The number of raids carried out by the Serious Fraud Office (SFO) has halved in the last year according to information taken from a Freedom of Information request by a city law firm. The SFO conducted 13 raids as part of its investigations in 2014/2015 compared to 26 such raids in 2013/2014. This fall does not necessarily mean that white collar crime rates are falling, but that the SFO may have limited resources to fully investigate cases of wrongdoing by both businesses and individuals. In addition, the SFO’s 2014-2015 Annual Report cites a proposed reduction in spending from £69.1 million to £45.1 million in 2015-2016, again highlighting a stretch on resources and the real possibility that cases worthy of prosecution will not be investigated.
So what are the options for those seeking recompense or justice if traditional prosecuting authorities such as the SFO have insufficient resources to investigate and bring a prosecution? Recent economic entrenchment has resulted in a growing trend for individuals and companies to bring private prosecutions. Only last year did Lord Chief Justice Lord Thomas comment that recent cuts to state funding would lead to an increase in the number of such private prosecutions.

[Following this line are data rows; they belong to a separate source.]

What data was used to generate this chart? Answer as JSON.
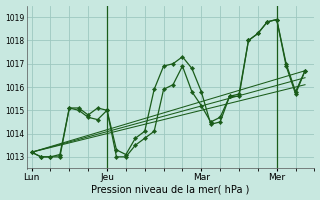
{
  "title": "Pression niveau de la mer( hPa )",
  "bg_color": "#c8e8e0",
  "grid_color": "#9ec8c0",
  "line_color": "#1a5c1a",
  "x_ticks_labels": [
    "Lun",
    "Jeu",
    "Mar",
    "Mer"
  ],
  "x_ticks_pos": [
    0,
    16,
    36,
    52
  ],
  "xlim": [
    -1,
    60
  ],
  "ylim": [
    1012.5,
    1019.5
  ],
  "yticks": [
    1013,
    1014,
    1015,
    1016,
    1017,
    1018,
    1019
  ],
  "vlines_x": [
    16,
    52
  ],
  "line1_x": [
    0,
    2,
    4,
    6,
    8,
    10,
    12,
    14,
    16,
    18,
    20,
    22,
    24,
    26,
    28,
    30,
    32,
    34,
    36,
    38,
    40,
    42,
    44,
    46,
    48,
    50,
    52,
    54,
    56,
    58
  ],
  "line1_y": [
    1013.2,
    1013.0,
    1013.0,
    1013.1,
    1015.1,
    1015.1,
    1014.8,
    1015.1,
    1015.0,
    1013.3,
    1013.1,
    1013.8,
    1014.1,
    1015.9,
    1016.9,
    1017.0,
    1017.3,
    1016.8,
    1015.8,
    1014.4,
    1014.5,
    1015.6,
    1015.6,
    1018.0,
    1018.3,
    1018.8,
    1018.9,
    1017.0,
    1015.8,
    1016.7
  ],
  "line2_x": [
    0,
    2,
    4,
    6,
    8,
    10,
    12,
    14,
    16,
    18,
    20,
    22,
    24,
    26,
    28,
    30,
    32,
    34,
    36,
    38,
    40,
    42,
    44,
    46,
    48,
    50,
    52,
    54,
    56,
    58
  ],
  "line2_y": [
    1013.2,
    1013.0,
    1013.0,
    1013.0,
    1015.1,
    1015.0,
    1014.7,
    1014.6,
    1015.0,
    1013.0,
    1013.0,
    1013.5,
    1013.8,
    1014.1,
    1015.9,
    1016.1,
    1016.9,
    1015.8,
    1015.2,
    1014.5,
    1014.7,
    1015.6,
    1015.7,
    1018.0,
    1018.3,
    1018.8,
    1018.9,
    1016.9,
    1015.7,
    1016.7
  ],
  "trend_lines": [
    {
      "x": [
        0,
        58
      ],
      "y": [
        1013.2,
        1016.7
      ]
    },
    {
      "x": [
        0,
        58
      ],
      "y": [
        1013.2,
        1016.4
      ]
    },
    {
      "x": [
        0,
        58
      ],
      "y": [
        1013.2,
        1016.1
      ]
    }
  ],
  "n_grid_x": 12,
  "figsize": [
    3.2,
    2.0
  ],
  "dpi": 100
}
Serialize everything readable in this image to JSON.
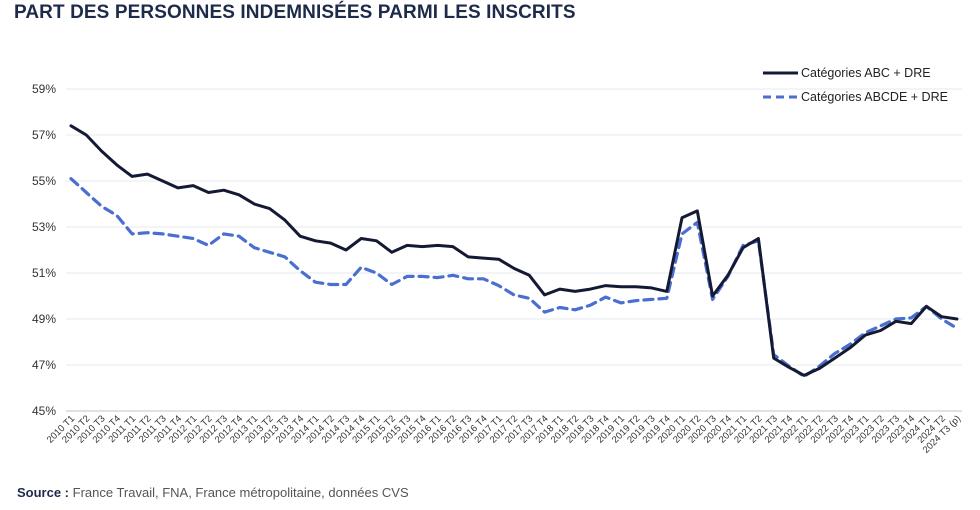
{
  "chart_data": {
    "type": "line",
    "title": "PART DES PERSONNES INDEMNISÉES PARMI LES INSCRITS",
    "xlabel": "",
    "ylabel": "",
    "ylim": [
      45,
      60
    ],
    "yticks": [
      "45%",
      "47%",
      "49%",
      "51%",
      "53%",
      "55%",
      "57%",
      "59%"
    ],
    "ytick_values": [
      45,
      47,
      49,
      51,
      53,
      55,
      57,
      59
    ],
    "grid": "horizontal",
    "legend_position": "top-right",
    "categories": [
      "2010 T1",
      "2010 T2",
      "2010 T3",
      "2010 T4",
      "2011 T1",
      "2011 T2",
      "2011 T3",
      "2011 T4",
      "2012 T1",
      "2012 T2",
      "2012 T3",
      "2012 T4",
      "2013 T1",
      "2013 T2",
      "2013 T3",
      "2013 T4",
      "2014 T1",
      "2014 T2",
      "2014 T3",
      "2014 T4",
      "2015 T1",
      "2015 T2",
      "2015 T3",
      "2015 T4",
      "2016 T1",
      "2016 T2",
      "2016 T3",
      "2016 T4",
      "2017 T1",
      "2017 T2",
      "2017 T3",
      "2017 T4",
      "2018 T1",
      "2018 T2",
      "2018 T3",
      "2018 T4",
      "2019 T1",
      "2019 T2",
      "2019 T3",
      "2019 T4",
      "2020 T1",
      "2020 T2",
      "2020 T3",
      "2020 T4",
      "2021 T1",
      "2021 T2",
      "2021 T3",
      "2021 T4",
      "2022 T1",
      "2022 T2",
      "2022 T3",
      "2022 T4",
      "2023 T1",
      "2023 T2",
      "2023 T3",
      "2023 T4",
      "2024 T1",
      "2024 T2",
      "2024 T3 (p)"
    ],
    "series": [
      {
        "name": "Catégories ABC + DRE",
        "color": "#141a33",
        "style": "solid",
        "values": [
          57.4,
          57.0,
          56.3,
          55.7,
          55.2,
          55.3,
          55.0,
          54.7,
          54.8,
          54.5,
          54.6,
          54.4,
          54.0,
          53.8,
          53.3,
          52.6,
          52.4,
          52.3,
          52.0,
          52.5,
          52.4,
          51.9,
          52.2,
          52.15,
          52.2,
          52.15,
          51.7,
          51.65,
          51.6,
          51.2,
          50.9,
          50.05,
          50.3,
          50.2,
          50.3,
          50.45,
          50.4,
          50.4,
          50.35,
          50.2,
          53.4,
          53.7,
          50.0,
          50.9,
          52.1,
          52.5,
          47.3,
          46.9,
          46.55,
          46.85,
          47.3,
          47.75,
          48.3,
          48.5,
          48.9,
          48.8,
          49.55,
          49.1,
          49.0
        ]
      },
      {
        "name": "Catégories ABCDE + DRE",
        "color": "#4b6fd1",
        "style": "dashed",
        "values": [
          55.1,
          54.5,
          53.9,
          53.5,
          52.7,
          52.75,
          52.7,
          52.6,
          52.5,
          52.2,
          52.7,
          52.6,
          52.1,
          51.9,
          51.7,
          51.1,
          50.6,
          50.5,
          50.5,
          51.25,
          51.0,
          50.5,
          50.85,
          50.85,
          50.8,
          50.9,
          50.75,
          50.75,
          50.45,
          50.05,
          49.9,
          49.3,
          49.5,
          49.4,
          49.6,
          49.95,
          49.7,
          49.8,
          49.85,
          49.9,
          52.7,
          53.2,
          49.85,
          50.85,
          52.2,
          52.4,
          47.45,
          46.95,
          46.5,
          46.95,
          47.5,
          47.9,
          48.4,
          48.7,
          49.0,
          49.05,
          49.55,
          49.0,
          48.6
        ]
      }
    ]
  },
  "source": {
    "label": "Source :",
    "text": " France Travail, FNA, France métropolitaine, données CVS"
  }
}
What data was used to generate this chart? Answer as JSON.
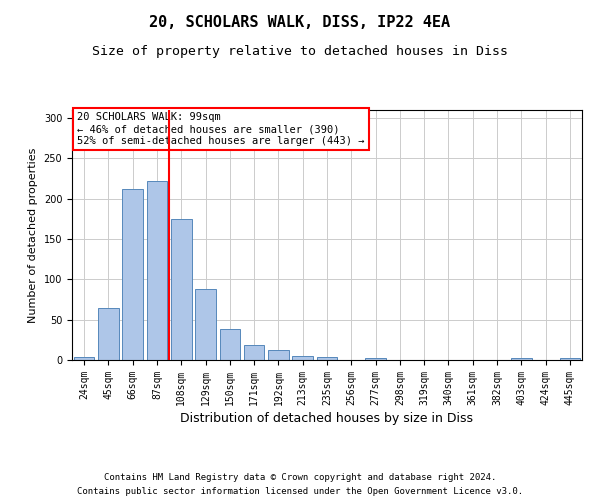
{
  "title1": "20, SCHOLARS WALK, DISS, IP22 4EA",
  "title2": "Size of property relative to detached houses in Diss",
  "xlabel": "Distribution of detached houses by size in Diss",
  "ylabel": "Number of detached properties",
  "categories": [
    "24sqm",
    "45sqm",
    "66sqm",
    "87sqm",
    "108sqm",
    "129sqm",
    "150sqm",
    "171sqm",
    "192sqm",
    "213sqm",
    "235sqm",
    "256sqm",
    "277sqm",
    "298sqm",
    "319sqm",
    "340sqm",
    "361sqm",
    "382sqm",
    "403sqm",
    "424sqm",
    "445sqm"
  ],
  "values": [
    4,
    65,
    212,
    222,
    175,
    88,
    38,
    18,
    13,
    5,
    4,
    0,
    2,
    0,
    0,
    0,
    0,
    0,
    2,
    0,
    2
  ],
  "bar_color": "#aec6e8",
  "bar_edge_color": "#5588bb",
  "vline_color": "red",
  "vline_x_index": 3.5,
  "annotation_text": "20 SCHOLARS WALK: 99sqm\n← 46% of detached houses are smaller (390)\n52% of semi-detached houses are larger (443) →",
  "annotation_box_color": "white",
  "annotation_box_edge": "red",
  "ylim": [
    0,
    310
  ],
  "yticks": [
    0,
    50,
    100,
    150,
    200,
    250,
    300
  ],
  "grid_color": "#cccccc",
  "background_color": "white",
  "footnote1": "Contains HM Land Registry data © Crown copyright and database right 2024.",
  "footnote2": "Contains public sector information licensed under the Open Government Licence v3.0.",
  "title1_fontsize": 11,
  "title2_fontsize": 9.5,
  "xlabel_fontsize": 9,
  "ylabel_fontsize": 8,
  "tick_fontsize": 7,
  "annotation_fontsize": 7.5,
  "footnote_fontsize": 6.5
}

The historic right of a private individual or company to bring a private prosecution remains an important safeguard against the failure or inability of a public prosecuting authority to bring proceedings.

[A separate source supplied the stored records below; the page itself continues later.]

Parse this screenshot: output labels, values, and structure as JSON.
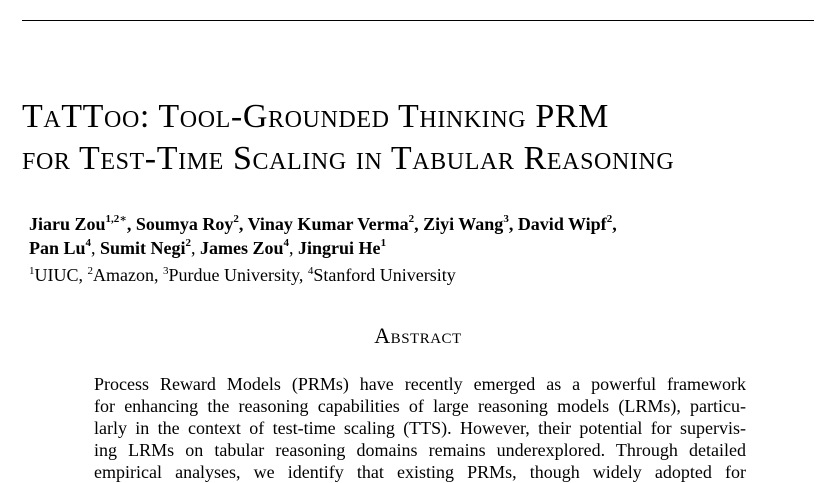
{
  "title": {
    "line1": "TaTToo: Tool-Grounded Thinking PRM",
    "line2": "for Test-Time Scaling in Tabular Reasoning"
  },
  "authors_row1": [
    {
      "name": "Jiaru Zou",
      "sup": "1,2∗"
    },
    {
      "name": "Soumya Roy",
      "sup": "2"
    },
    {
      "name": "Vinay Kumar Verma",
      "sup": "2"
    },
    {
      "name": "Ziyi Wang",
      "sup": "3"
    },
    {
      "name": "David Wipf",
      "sup": "2"
    }
  ],
  "authors_row2": [
    {
      "name": "Pan Lu",
      "sup": "4"
    },
    {
      "name": "Sumit Negi",
      "sup": "2"
    },
    {
      "name": "James Zou",
      "sup": "4"
    },
    {
      "name": "Jingrui He",
      "sup": "1"
    }
  ],
  "affiliations": [
    {
      "sup": "1",
      "name": "UIUC"
    },
    {
      "sup": "2",
      "name": "Amazon"
    },
    {
      "sup": "3",
      "name": "Purdue University"
    },
    {
      "sup": "4",
      "name": "Stanford University"
    }
  ],
  "abstract": {
    "heading": "Abstract",
    "lines": [
      "Process Reward Models (PRMs) have recently emerged as a powerful framework",
      "for enhancing the reasoning capabilities of large reasoning models (LRMs), particu-",
      "larly in the context of test-time scaling (TTS). However, their potential for supervis-",
      "ing LRMs on tabular reasoning domains remains underexplored. Through detailed",
      "empirical analyses, we identify that existing PRMs, though widely adopted for"
    ]
  }
}
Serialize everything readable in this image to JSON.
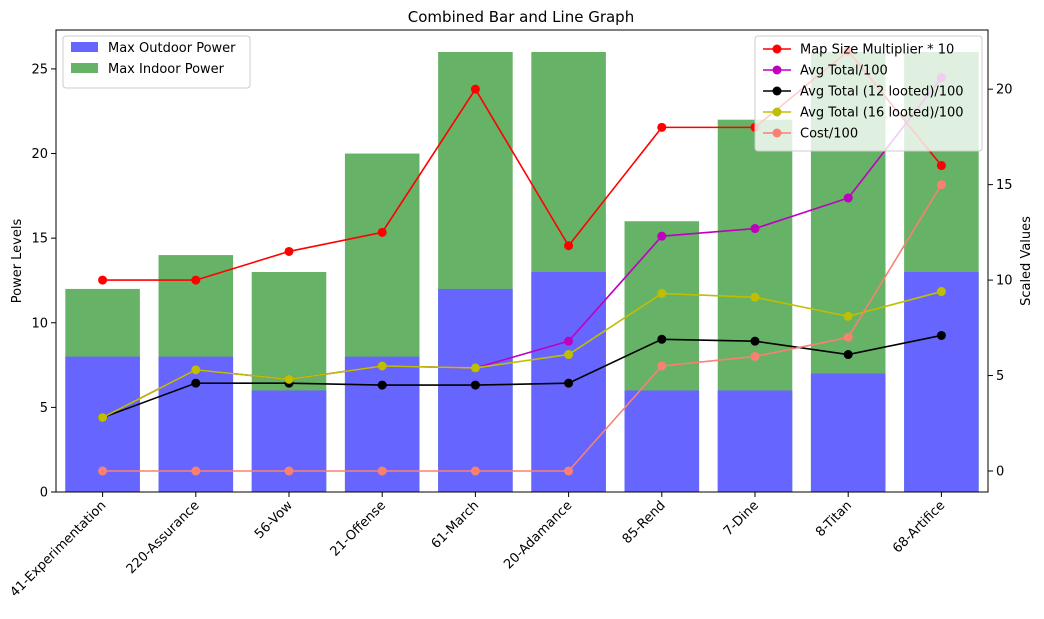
{
  "chart_data": {
    "type": "bar+line",
    "title": "Combined Bar and Line Graph",
    "categories": [
      "41-Experimentation",
      "220-Assurance",
      "56-Vow",
      "21-Offense",
      "61-March",
      "20-Adamance",
      "85-Rend",
      "7-Dine",
      "8-Titan",
      "68-Artifice"
    ],
    "y_left": {
      "label": "Power Levels",
      "lim": [
        0,
        27.3
      ],
      "ticks": [
        0,
        5,
        10,
        15,
        20,
        25
      ]
    },
    "y_right": {
      "label": "Scaled Values",
      "lim": [
        -1.1,
        23.1
      ],
      "ticks": [
        0,
        5,
        10,
        15,
        20
      ]
    },
    "bar_series": [
      {
        "name": "Max Indoor Power",
        "color": "#66b266",
        "values": [
          12,
          14,
          13,
          20,
          26,
          26,
          16,
          22,
          26,
          26
        ]
      },
      {
        "name": "Max Outdoor Power",
        "color": "#6666ff",
        "values": [
          8,
          8,
          6,
          8,
          12,
          13,
          6,
          6,
          7,
          13
        ]
      }
    ],
    "line_series": [
      {
        "name": "Map Size Multiplier * 10",
        "color": "#ff0000",
        "values": [
          10,
          10,
          11.5,
          12.5,
          20,
          11.8,
          18,
          18,
          22,
          16
        ]
      },
      {
        "name": "Avg Total/100",
        "color": "#bf00bf",
        "values": [
          2.8,
          5.3,
          4.8,
          5.5,
          5.4,
          6.8,
          12.3,
          12.7,
          14.3,
          20.6
        ]
      },
      {
        "name": "Avg Total (12 looted)/100",
        "color": "#000000",
        "values": [
          2.8,
          4.6,
          4.6,
          4.5,
          4.5,
          4.6,
          6.9,
          6.8,
          6.1,
          7.1
        ]
      },
      {
        "name": "Avg Total (16 looted)/100",
        "color": "#bfbf00",
        "values": [
          2.8,
          5.3,
          4.8,
          5.5,
          5.4,
          6.1,
          9.3,
          9.1,
          8.1,
          9.4
        ]
      },
      {
        "name": "Cost/100",
        "color": "#fa8072",
        "values": [
          0,
          0,
          0,
          0,
          0,
          0,
          5.5,
          6,
          7,
          15
        ]
      }
    ],
    "legend_left": {
      "placement": "upper-left",
      "entries": [
        {
          "name": "Max Outdoor Power",
          "color": "#6666ff"
        },
        {
          "name": "Max Indoor Power",
          "color": "#66b266"
        }
      ]
    },
    "legend_right": {
      "placement": "upper-right",
      "entries": [
        {
          "name": "Map Size Multiplier * 10",
          "color": "#ff0000"
        },
        {
          "name": "Avg Total/100",
          "color": "#bf00bf"
        },
        {
          "name": "Avg Total (12 looted)/100",
          "color": "#000000"
        },
        {
          "name": "Avg Total (16 looted)/100",
          "color": "#bfbf00"
        },
        {
          "name": "Cost/100",
          "color": "#fa8072"
        }
      ]
    },
    "grid": false
  }
}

Private prosecutions are becoming an increasingly attractive option for a number of other reasons. A private prosecution, with the instruction of solicitors and Counsel, brings with it the resource and ability to prepare and investigate matters more quickly, particularly in fraud cases which could otherwise take years to come to fruition. Increasingly individuals and companies are seeking advice from multidisciplinary teams as to the most appropriate way to proceed, be that through civil remedy or a private criminal prosecution. Further, with the recent award of costs from central funds to Mr Mirchandani in his successful private prosecution (a case which is believed to be the largest prosecution resulting in a conviction ever brought by an individual in the UK), it appears the Courts are recognising the role of private prosecutions in an environment where the State are unable or unwilling to assist.
In an environment where traditional prosecuting authorities are facing increasing financial constraints, private prosecutions can provide an attractive alternative for those who have suffered a loss and assist in holding those guilty of wrongdoing to account where such behaviour may otherwise go unchecked.